また、ジェニンではパレスチナ国家安全保障軍の退役大佐である58歳のファティ・ハゼム氏がイスラエル軍に射殺されました。パレスチナ民政庁が保健省に伝えたところによると、軍がハゼム氏の自宅を家宅捜索していた際に射殺されたとのことです。一方、イスラエル軍は、軍事作戦中にハゼム氏がイスラエル軍兵士を刺そうと試みたため、兵士が発砲し殺害したと主張しています。パレスチナ保健省は、イスラエル軍が遺体を遺族に返還せず、埋葬を妨げているとしています。
入居者による暴力と強制移住
ヒューマン・ライツ・ウォッチ(HRW)は、イスラエル人入居者による攻撃の激化と前例のない入居地拡大により、2023年1月以降、107のコミュニティが完全または部分的に強制移住させられたと報告しました。
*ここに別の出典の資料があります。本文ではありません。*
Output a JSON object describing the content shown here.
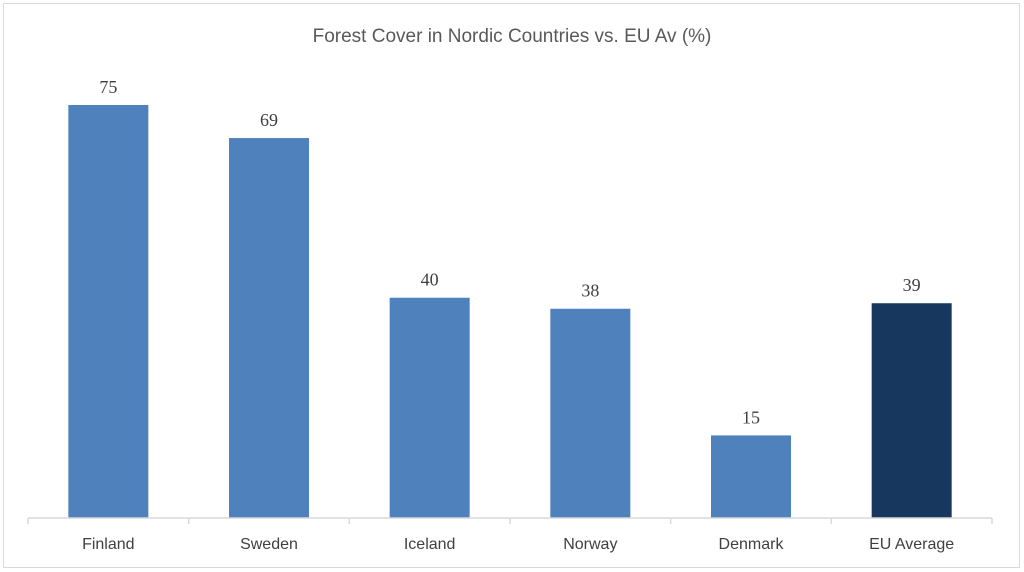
{
  "chart_data": {
    "type": "bar",
    "title": "Forest Cover in Nordic Countries vs. EU Av (%)",
    "categories": [
      "Finland",
      "Sweden",
      "Iceland",
      "Norway",
      "Denmark",
      "EU Average"
    ],
    "values": [
      75,
      69,
      40,
      38,
      15,
      39
    ],
    "data_labels": [
      "75",
      "69",
      "40",
      "38",
      "15",
      "39"
    ],
    "ylim": [
      0,
      75
    ],
    "grid": false,
    "colors": {
      "default": "#4F81BD",
      "highlight": "#17375E"
    },
    "highlight_index": 5
  }
}
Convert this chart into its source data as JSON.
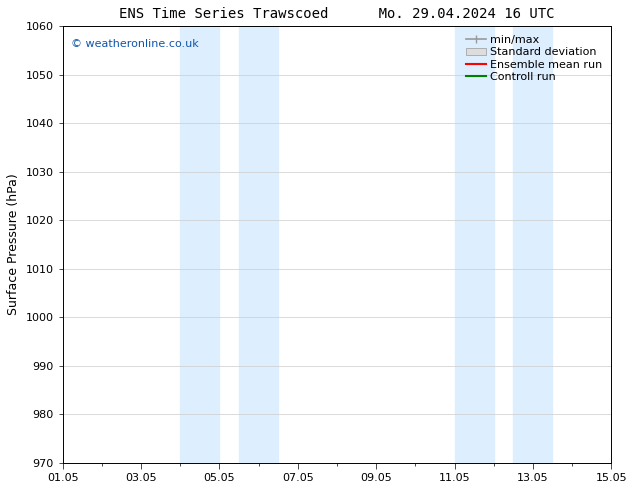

HRWのイスラエル・パレスチナ担当研究員代理であるサラ・サンバー氏は、「イスラエル政府と入居者は、土地の最大化とパレスチナ人の最小化という同じ目標を共有しており、当局は入居者の暴力を止めるどころか積極的に助長している」と述べています。

HRWによれば、入居者による暴力は2026年3月と4月に急増し、子供を含む殺害、暴行、性的暴力、身体的・精神的虐待、恣意的な拘束、放火、財産破壊、窃盗などが発生しました。これらの攻撃は米国とイスラエルによるイランとの戦争中に起こりましたが、上昇傾向は2022年12月に現政府が就任して以来明確であるとしています。また、武装した入居者による攻撃は、しばしばイスラエル軍部隊と共に行われるか、兵士が傍観する中で行われており、入居者はイスラエル国家から財政的、物質的、法的支援を受けていると指摘しています。
クスラ村に住むパレスチナ系米国人のルイ・リディ氏は、自身の自宅が1週間以上にわたって包囲された経験を語っています。リディ氏は、軍の護衛を受けて月曜日に自宅に入った後、火曜日に自分の敷地内にいたイスラエル人入居者に立ち去るよう要求し、兵士に彼らを排除するよう訴えました。リディ氏は、兵士が立ち去った後、数時間以内に再び入居者が戻ってきて自宅の前にテントを張る可能性があると述べています。「家の外に出たいと思っても、許可と調整が必要で、可能だったとしても数時間かかる」とリディ氏は述べており、軍が入居者を排除できていない、あるいは排除する意思がない状況を象徴しているとしています。
国際的な動き
こうした状況に対し、HRWは他国に対し、重大な虐待に関与した者への標的を絞った制裁の導入、イスラエルへの武器移転の停止、不法入居地との貿易禁止、およびイスラエルとの特恵貿易協定の停止を検討することを求めています。